Let’s break down the statement and prove it step by step:

Statement: If n pigeons are assigned to m pigeonholes, and m < n, then at least one pigeonhole contains two or more pigeons.

To prove this, we’ll use a proof by contradiction. We’ll assume that all pigeonholes contain at most one pigeon and show that this leads to a contradiction.

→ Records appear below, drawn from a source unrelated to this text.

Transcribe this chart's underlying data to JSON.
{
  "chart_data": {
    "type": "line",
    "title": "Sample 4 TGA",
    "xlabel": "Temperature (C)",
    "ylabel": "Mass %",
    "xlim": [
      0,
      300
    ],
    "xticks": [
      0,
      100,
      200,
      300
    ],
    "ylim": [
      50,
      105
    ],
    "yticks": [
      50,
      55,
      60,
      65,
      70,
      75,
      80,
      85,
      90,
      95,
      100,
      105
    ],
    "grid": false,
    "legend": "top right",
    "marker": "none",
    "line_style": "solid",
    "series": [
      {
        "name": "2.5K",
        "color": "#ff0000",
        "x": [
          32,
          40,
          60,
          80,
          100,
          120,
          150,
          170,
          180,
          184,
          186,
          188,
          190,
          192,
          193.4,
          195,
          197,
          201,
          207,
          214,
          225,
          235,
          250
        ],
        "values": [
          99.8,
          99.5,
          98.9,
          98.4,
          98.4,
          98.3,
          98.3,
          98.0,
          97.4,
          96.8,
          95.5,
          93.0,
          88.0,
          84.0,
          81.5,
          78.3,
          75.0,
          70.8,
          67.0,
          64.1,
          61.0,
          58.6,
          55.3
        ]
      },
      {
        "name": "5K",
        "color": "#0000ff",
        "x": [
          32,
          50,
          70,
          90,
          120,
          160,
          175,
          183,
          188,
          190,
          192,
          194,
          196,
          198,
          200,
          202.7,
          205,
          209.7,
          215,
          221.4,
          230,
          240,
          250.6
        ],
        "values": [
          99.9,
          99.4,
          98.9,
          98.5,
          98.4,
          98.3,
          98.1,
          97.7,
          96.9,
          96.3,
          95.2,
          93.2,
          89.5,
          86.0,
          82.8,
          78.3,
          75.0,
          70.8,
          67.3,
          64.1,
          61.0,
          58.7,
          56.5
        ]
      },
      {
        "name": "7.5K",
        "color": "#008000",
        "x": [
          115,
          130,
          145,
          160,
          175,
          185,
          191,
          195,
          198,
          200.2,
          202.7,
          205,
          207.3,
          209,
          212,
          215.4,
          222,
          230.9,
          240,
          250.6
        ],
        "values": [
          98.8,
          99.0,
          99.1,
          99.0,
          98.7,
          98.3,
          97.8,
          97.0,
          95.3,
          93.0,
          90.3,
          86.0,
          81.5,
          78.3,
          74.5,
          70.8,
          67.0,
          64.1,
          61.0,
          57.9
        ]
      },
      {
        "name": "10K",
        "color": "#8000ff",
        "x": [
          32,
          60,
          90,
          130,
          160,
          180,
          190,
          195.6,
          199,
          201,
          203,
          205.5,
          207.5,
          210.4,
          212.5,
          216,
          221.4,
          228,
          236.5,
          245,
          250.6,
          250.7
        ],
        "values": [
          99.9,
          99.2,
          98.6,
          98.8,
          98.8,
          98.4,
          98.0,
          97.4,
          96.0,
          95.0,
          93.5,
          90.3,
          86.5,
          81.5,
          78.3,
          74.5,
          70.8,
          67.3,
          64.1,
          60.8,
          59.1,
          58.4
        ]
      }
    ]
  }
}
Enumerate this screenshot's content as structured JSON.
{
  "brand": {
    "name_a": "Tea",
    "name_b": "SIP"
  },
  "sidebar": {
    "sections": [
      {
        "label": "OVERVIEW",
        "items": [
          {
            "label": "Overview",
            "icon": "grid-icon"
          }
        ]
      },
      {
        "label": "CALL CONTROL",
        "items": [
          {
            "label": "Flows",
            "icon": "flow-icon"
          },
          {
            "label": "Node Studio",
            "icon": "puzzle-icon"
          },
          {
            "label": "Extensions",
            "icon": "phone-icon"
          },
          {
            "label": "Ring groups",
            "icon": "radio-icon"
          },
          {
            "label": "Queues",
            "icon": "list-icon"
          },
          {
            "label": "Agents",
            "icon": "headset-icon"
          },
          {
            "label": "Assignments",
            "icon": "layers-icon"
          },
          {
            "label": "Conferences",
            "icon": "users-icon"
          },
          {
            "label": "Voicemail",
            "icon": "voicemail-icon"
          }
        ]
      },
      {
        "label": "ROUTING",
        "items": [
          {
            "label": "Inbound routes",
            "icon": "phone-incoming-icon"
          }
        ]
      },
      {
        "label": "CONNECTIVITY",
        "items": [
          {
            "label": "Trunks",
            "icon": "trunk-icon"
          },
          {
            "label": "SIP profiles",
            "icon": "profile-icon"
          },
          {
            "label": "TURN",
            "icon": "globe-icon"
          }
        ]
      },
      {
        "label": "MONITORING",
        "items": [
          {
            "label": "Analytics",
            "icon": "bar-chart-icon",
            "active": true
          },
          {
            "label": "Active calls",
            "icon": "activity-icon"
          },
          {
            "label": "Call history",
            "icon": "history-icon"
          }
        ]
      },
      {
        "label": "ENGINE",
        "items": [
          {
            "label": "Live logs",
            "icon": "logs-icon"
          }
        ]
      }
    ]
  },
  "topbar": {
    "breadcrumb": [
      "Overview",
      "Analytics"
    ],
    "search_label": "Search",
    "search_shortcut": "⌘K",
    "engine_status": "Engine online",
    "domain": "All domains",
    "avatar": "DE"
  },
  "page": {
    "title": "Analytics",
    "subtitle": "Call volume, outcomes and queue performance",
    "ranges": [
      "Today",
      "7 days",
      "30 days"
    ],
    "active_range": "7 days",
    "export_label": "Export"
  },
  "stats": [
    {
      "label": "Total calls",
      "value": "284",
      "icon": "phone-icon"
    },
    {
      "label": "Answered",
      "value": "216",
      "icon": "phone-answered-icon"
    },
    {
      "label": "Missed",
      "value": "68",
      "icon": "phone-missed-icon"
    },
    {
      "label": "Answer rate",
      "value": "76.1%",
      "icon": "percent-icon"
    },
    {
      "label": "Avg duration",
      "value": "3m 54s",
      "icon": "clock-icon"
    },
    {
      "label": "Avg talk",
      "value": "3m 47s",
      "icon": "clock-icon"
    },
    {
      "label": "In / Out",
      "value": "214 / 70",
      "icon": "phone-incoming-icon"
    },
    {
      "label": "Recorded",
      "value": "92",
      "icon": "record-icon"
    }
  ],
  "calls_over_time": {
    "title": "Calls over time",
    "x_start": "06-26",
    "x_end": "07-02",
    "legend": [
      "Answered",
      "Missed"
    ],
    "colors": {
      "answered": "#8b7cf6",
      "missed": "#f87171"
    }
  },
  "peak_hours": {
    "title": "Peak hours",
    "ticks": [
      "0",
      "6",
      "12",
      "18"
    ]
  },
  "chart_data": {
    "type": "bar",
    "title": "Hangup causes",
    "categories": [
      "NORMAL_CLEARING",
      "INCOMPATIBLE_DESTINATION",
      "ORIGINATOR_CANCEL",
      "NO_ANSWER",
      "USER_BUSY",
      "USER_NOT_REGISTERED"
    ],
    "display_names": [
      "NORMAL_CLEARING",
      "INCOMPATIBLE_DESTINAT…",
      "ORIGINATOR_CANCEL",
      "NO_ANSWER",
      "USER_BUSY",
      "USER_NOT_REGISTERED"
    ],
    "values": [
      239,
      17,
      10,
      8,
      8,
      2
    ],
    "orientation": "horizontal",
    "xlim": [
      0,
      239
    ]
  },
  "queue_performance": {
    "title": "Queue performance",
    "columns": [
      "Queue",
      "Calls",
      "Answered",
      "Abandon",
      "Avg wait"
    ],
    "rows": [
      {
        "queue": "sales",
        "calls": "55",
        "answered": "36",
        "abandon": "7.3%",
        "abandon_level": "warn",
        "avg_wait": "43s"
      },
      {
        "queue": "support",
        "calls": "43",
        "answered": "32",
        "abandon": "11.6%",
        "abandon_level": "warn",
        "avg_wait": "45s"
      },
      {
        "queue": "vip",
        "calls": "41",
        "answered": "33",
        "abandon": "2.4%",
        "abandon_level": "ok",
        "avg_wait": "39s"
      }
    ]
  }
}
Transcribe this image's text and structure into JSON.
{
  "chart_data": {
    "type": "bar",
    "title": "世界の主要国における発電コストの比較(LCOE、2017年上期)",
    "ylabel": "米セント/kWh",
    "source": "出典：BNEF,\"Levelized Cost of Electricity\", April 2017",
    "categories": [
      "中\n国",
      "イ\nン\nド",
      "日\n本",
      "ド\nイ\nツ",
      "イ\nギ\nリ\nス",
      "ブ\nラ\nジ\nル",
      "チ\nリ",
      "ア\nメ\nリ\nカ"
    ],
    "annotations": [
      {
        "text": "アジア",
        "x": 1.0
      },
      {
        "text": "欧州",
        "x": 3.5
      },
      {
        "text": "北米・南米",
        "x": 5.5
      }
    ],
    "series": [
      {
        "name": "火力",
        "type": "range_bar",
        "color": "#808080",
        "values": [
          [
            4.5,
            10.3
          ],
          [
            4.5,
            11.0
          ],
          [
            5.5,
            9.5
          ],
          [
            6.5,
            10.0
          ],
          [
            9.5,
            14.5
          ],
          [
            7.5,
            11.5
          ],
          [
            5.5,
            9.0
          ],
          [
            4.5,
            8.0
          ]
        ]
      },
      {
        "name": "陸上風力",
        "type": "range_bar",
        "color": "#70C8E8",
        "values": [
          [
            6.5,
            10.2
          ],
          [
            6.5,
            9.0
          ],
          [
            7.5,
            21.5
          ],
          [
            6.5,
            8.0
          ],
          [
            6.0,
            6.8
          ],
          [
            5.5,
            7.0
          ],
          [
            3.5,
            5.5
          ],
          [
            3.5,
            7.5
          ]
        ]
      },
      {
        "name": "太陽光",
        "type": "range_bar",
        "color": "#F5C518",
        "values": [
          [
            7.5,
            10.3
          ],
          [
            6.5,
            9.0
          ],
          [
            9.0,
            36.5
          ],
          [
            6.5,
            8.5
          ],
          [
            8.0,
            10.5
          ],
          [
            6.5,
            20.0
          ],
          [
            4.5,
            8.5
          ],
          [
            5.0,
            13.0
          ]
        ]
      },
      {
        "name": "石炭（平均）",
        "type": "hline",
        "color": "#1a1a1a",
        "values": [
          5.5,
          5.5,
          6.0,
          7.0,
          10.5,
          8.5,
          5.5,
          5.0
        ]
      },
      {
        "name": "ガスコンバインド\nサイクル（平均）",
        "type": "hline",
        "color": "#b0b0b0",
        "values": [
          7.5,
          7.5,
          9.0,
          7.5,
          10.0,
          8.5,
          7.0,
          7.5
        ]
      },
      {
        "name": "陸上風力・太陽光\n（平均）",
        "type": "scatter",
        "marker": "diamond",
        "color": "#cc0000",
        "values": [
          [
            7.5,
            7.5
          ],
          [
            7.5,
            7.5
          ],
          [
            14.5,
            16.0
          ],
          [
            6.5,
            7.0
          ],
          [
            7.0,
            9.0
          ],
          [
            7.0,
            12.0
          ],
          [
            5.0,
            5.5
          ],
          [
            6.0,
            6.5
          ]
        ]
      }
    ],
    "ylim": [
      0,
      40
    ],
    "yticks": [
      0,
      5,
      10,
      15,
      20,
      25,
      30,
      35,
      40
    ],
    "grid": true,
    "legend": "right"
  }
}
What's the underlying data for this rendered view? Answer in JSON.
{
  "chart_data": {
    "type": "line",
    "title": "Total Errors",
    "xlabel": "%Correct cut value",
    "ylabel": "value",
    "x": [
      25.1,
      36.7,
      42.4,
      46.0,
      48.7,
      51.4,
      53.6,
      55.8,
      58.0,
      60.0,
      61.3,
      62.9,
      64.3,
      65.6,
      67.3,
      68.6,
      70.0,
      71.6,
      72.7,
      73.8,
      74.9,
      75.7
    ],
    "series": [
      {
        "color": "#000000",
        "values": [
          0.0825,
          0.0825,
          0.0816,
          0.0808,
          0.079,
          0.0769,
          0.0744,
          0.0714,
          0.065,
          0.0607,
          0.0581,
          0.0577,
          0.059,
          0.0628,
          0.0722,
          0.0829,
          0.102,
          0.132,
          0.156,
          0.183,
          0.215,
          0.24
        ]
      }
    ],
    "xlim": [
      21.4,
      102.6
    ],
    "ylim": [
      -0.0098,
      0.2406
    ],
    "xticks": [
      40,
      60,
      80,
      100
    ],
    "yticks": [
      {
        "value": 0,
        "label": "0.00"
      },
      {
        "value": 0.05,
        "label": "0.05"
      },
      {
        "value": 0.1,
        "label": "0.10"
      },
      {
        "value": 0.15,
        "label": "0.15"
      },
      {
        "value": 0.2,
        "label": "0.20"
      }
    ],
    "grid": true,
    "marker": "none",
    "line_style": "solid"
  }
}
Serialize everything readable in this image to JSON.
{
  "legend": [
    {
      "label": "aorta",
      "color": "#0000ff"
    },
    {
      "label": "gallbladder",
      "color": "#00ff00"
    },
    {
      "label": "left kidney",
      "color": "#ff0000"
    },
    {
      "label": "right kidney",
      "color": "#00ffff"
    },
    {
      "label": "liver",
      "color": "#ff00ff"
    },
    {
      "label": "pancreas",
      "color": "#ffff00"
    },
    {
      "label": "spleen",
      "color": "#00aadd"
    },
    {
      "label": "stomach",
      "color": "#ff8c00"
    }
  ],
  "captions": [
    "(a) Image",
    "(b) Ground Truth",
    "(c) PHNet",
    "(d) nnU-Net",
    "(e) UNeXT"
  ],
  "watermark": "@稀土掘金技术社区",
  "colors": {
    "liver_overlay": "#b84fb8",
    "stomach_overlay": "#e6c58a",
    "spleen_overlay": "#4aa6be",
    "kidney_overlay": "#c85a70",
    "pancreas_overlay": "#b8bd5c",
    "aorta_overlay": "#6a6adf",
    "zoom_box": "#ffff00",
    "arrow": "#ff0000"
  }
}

Assumption: Each pigeonhole contains at most one pigeon.

Now, let’s analyze the situation. We have n pigeons and m pigeonholes, where m < n. If each pigeonhole contains at most one pigeon, the maximum number of pigeons we can distribute is equal to the number of pigeonholes, which is m.

Since m < n, it means we have more pigeons than the number of available pigeonholes. This implies that there are not enough pigeonholes to accommodate all the pigeons.

According to our assumption, each pigeonhole can hold at most one pigeon. Therefore, if we have more pigeons than pigeonholes, at least one pigeon will not have a pigeonhole to occupy.

This contradicts the initial assumption that all pigeons are assigned to pigeonholes. Thus, our assumption that each pigeonhole contains at most one pigeon must be false.

Therefore, by the principle of contradiction, we can conclude that if n pigeons are assigned to m pigeonholes, and m < n, then at least one pigeonhole contains two or more pigeons.

This principle is widely applicable in various mathematical problems and has many important applications in different fields, including number theory, graph theory, and computer science.